Assim decidiu o caso Elite Precision Customs L.L.C. v. BATFE, julgado hoje pelo juiz do Quinto Circuito Jerry Smith, acompanhado por Kurt Engelhardt; um trecho muito curto do raciocínio, mas você pode conferir o parecer para muito mais: Não é defesa da constitucionalidade da Proibição teorizar que se trata apenas de uma infração menor aos direitos da Segunda Emenda que ainda "permite acesso amplo a armas de fogo àqueles que têm permissão para possuí-las e comprá-las de acordo com as leis estaduais e locais". Mance v. Sessions (5th Cir. 2018) (rejeitando um desafio anterior a Bruen à Proibição)….

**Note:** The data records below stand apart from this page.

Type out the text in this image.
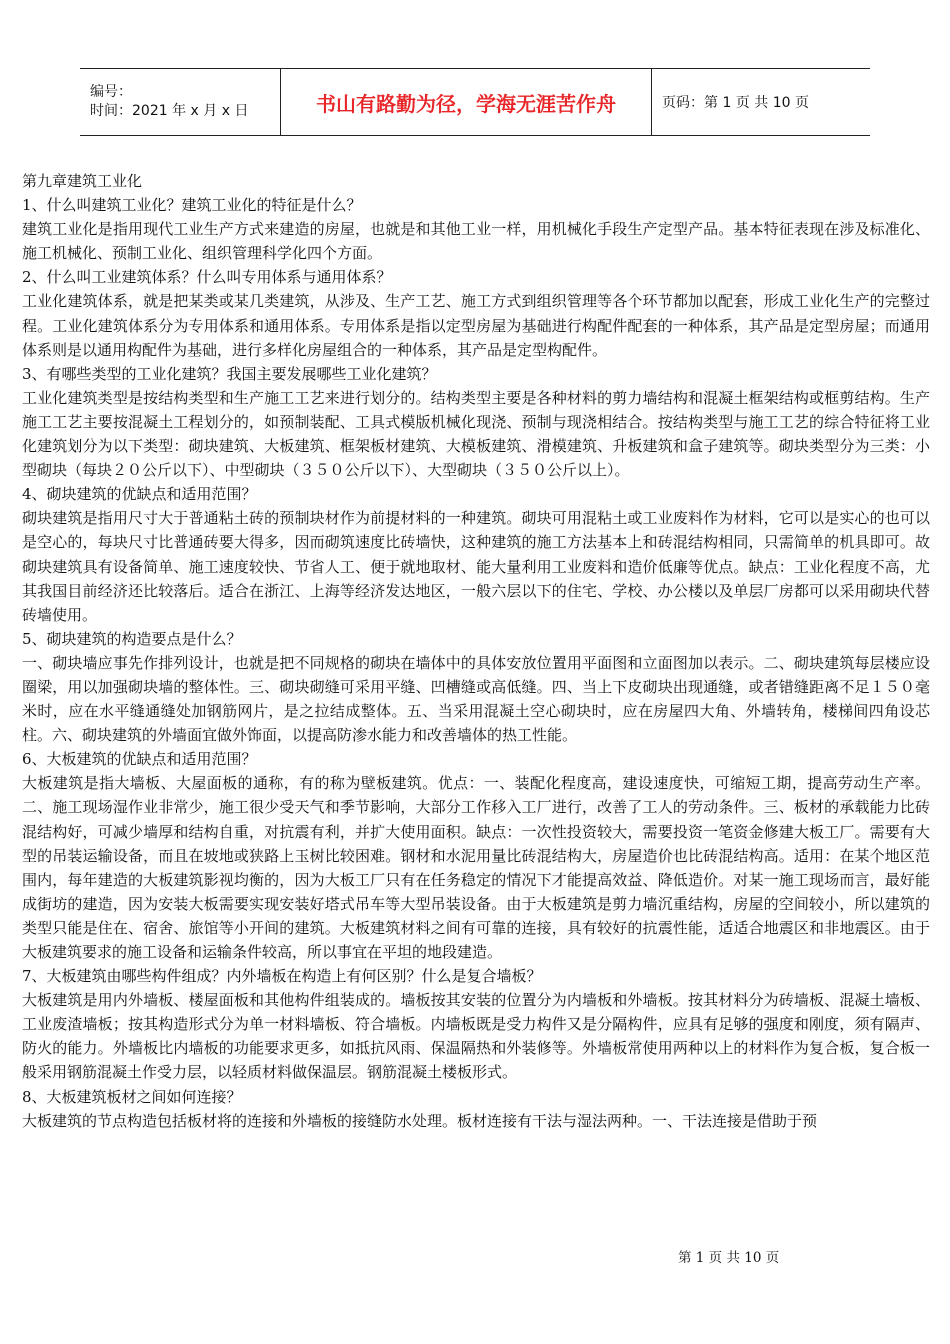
编号：
时间：2021 年 x 月 x 日	书山有路勤为径，学海无涯苦作舟	页码：第 1 页 共 10 页

第九章建筑工业化

1、什么叫建筑工业化？建筑工业化的特征是什么？

建筑工业化是指用现代工业生产方式来建造的房屋，也就是和其他工业一样，用机械化手段生产定型产品。基本特征表现在涉及标准化、施工机械化、预制工业化、组织管理科学化四个方面。

2、什么叫工业建筑体系？什么叫专用体系与通用体系？

工业化建筑体系，就是把某类或某几类建筑，从涉及、生产工艺、施工方式到组织管理等各个环节都加以配套，形成工业化生产的完整过程。工业化建筑体系分为专用体系和通用体系。专用体系是指以定型房屋为基础进行构配件配套的一种体系，其产品是定型房屋；而通用体系则是以通用构配件为基础，进行多样化房屋组合的一种体系，其产品是定型构配件。

3、有哪些类型的工业化建筑？我国主要发展哪些工业化建筑？

工业化建筑类型是按结构类型和生产施工工艺来进行划分的。结构类型主要是各种材料的剪力墙结构和混凝土框架结构或框剪结构。生产施工工艺主要按混凝土工程划分的，如预制装配、工具式模版机械化现浇、预制与现浇相结合。按结构类型与施工工艺的综合特征将工业化建筑划分为以下类型：砌块建筑、大板建筑、框架板材建筑、大模板建筑、滑模建筑、升板建筑和盒子建筑等。砌块类型分为三类：小型砌块（每块２０公斤以下）、中型砌块（３５０公斤以下）、大型砌块（３５０公斤以上）。

4、砌块建筑的优缺点和适用范围？

砌块建筑是指用尺寸大于普通粘土砖的预制块材作为前提材料的一种建筑。砌块可用混粘土或工业废料作为材料，它可以是实心的也可以是空心的，每块尺寸比普通砖要大得多，因而砌筑速度比砖墙快，这种建筑的施工方法基本上和砖混结构相同，只需简单的机具即可。故砌块建筑具有设备简单、施工速度较快、节省人工、便于就地取材、能大量利用工业废料和造价低廉等优点。缺点：工业化程度不高，尤其我国目前经济还比较落后。适合在浙江、上海等经济发达地区，一般六层以下的住宅、学校、办公楼以及单层厂房都可以采用砌块代替砖墙使用。

5、砌块建筑的构造要点是什么？

一、砌块墙应事先作排列设计，也就是把不同规格的砌块在墙体中的具体安放位置用平面图和立面图加以表示。二、砌块建筑每层楼应设圈梁，用以加强砌块墙的整体性。三、砌块砌缝可采用平缝、凹槽缝或高低缝。四、当上下皮砌块出现通缝，或者错缝距离不足１５０毫米时，应在水平缝通缝处加钢筋网片，是之拉结成整体。五、当采用混凝土空心砌块时，应在房屋四大角、外墙转角，楼梯间四角设芯柱。六、砌块建筑的外墙面宜做外饰面，以提高防渗水能力和改善墙体的热工性能。

6、大板建筑的优缺点和适用范围？

大板建筑是指大墙板、大屋面板的通称，有的称为壁板建筑。优点：一、装配化程度高，建设速度快，可缩短工期，提高劳动生产率。二、施工现场湿作业非常少，施工很少受天气和季节影响，大部分工作移入工厂进行，改善了工人的劳动条件。三、板材的承载能力比砖混结构好，可减少墙厚和结构自重，对抗震有利，并扩大使用面积。缺点：一次性投资较大，需要投资一笔资金修建大板工厂。需要有大型的吊装运输设备，而且在坡地或狭路上玉树比较困难。钢材和水泥用量比砖混结构大，房屋造价也比砖混结构高。适用：在某个地区范围内，每年建造的大板建筑影视均衡的，因为大板工厂只有在任务稳定的情况下才能提高效益、降低造价。对某一施工现场而言，最好能成街坊的建造，因为安装大板需要实现安装好塔式吊车等大型吊装设备。由于大板建筑是剪力墙沉重结构，房屋的空间较小，所以建筑的类型只能是住在、宿舍、旅馆等小开间的建筑。大板建筑材料之间有可靠的连接，具有较好的抗震性能，适适合地震区和非地震区。由于大板建筑要求的施工设备和运输条件较高，所以事宜在平坦的地段建造。

7、大板建筑由哪些构件组成？内外墙板在构造上有何区别？什么是复合墙板？

大板建筑是用内外墙板、楼屋面板和其他构件组装成的。墙板按其安装的位置分为内墙板和外墙板。按其材料分为砖墙板、混凝土墙板、工业废渣墙板；按其构造形式分为单一材料墙板、符合墙板。内墙板既是受力构件又是分隔构件，应具有足够的强度和刚度，须有隔声、防火的能力。外墙板比内墙板的功能要求更多，如抵抗风雨、保温隔热和外装修等。外墙板常使用两种以上的材料作为复合板，复合板一般采用钢筋混凝土作受力层，以轻质材料做保温层。钢筋混凝土楼板形式。

8、大板建筑板材之间如何连接？

大板建筑的节点构造包括板材将的连接和外墙板的接缝防水处理。板材连接有干法与湿法两种。一、干法连接是借助于预

第 1 页 共 10 页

Mesmo na medida em que a Proibição possa ser contornada pela alternativa de transferência entre licenciados (que confere poder de veto total sobre vendas interestaduais de armas de fogo a um grupo de terceiros financeiramente dependentes do regime de licenciamento do governo), a Proibição invariavelmente exige o pagamento de uma taxa além do custo de uma arma de fogo. Devemos pausar antes de endossar um custo associado ao exercício de um direito constitucional fundamental.

Na medida em que decisões anteriores deste tribunal sugerem que há um custo aceitável que pode ser imposto ao exercício básico dos direitos da Segunda Emenda, elas são derrogadas por Bruen e seus descendentes.

A juíza Catharina Haynes divergiu, afirmando que concordava com a decisão do tribunal distrital que sustentava a lei. David H. Thompson, Peter A. Patterson e William V. Bergstrom (Cooper & Kirk, PLLC) e Cody J. Wisniewski (FPC Action Foundation) representam os autores.

Note que a Firearms Policy Coalition já me contratou no passado para apresentar alguns memoriais de amicus curiae em seu nome, mas não estive envolvido de forma alguma neste caso em particular.